4/17/2007

The Closet

Director: Francis Veber

The man responsible for some of the funniest contemporary French films of the past thirty years (a few of which have been remade in the U.S.) releases one of his most creative and sweet-natured comedies about Francois, a dull accountant (Daniel Auteuil) who, after being forced out of the large group photo at his work for “space reasons” overhears that he is about to be fired.

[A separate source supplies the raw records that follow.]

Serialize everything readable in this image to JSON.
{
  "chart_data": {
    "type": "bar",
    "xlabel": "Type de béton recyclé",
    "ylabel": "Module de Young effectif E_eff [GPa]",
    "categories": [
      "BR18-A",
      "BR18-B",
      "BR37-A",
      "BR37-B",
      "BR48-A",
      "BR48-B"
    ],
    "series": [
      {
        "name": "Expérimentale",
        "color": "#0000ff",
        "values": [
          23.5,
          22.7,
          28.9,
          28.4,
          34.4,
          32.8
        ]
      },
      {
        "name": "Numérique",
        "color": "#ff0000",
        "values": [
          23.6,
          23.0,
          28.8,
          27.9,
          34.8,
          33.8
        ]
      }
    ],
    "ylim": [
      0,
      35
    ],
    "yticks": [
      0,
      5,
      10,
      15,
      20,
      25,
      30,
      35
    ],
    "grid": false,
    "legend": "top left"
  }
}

Divorced from the wife he still loves and a son who’s been growing distant from him, Auteuil’s job crunching numbers for the local condom factory has been the one thing that’s kept him going for years. A new neighbor intervenes in Francois’s plight by doctoring photographs and sending them anonymously to his work, implicating Francois as gay, knowing full well from his own experience in the corporate world, that the company wouldn’t want to fire him for what others may perceive as reasons of homophobia.

Soon, as the film’s tagline reads, “in order to save his job, he must come out of the closet he never went into” as the entire company reacts in various manners from his female colleagues trying to play detective and some of the male ones turning a bit hostile, including Gerard Depardieu in a hilarious turn as a homophobic coworker whom Thierry Lhermitte encourages to make nice with Francois by manipulating the prejudiced and weak-minded Depardieu for his own sport.

A thoughtful, highly intelligent film that makes some great points about corporate politics and tolerance, the actors (including costars Jean Rochefort and Michele Laroque) provide excellent support and The Closet is one of Veber’s best in recent years. Note: for a fun Veber double feature, pair The Closet with The Dinner Game.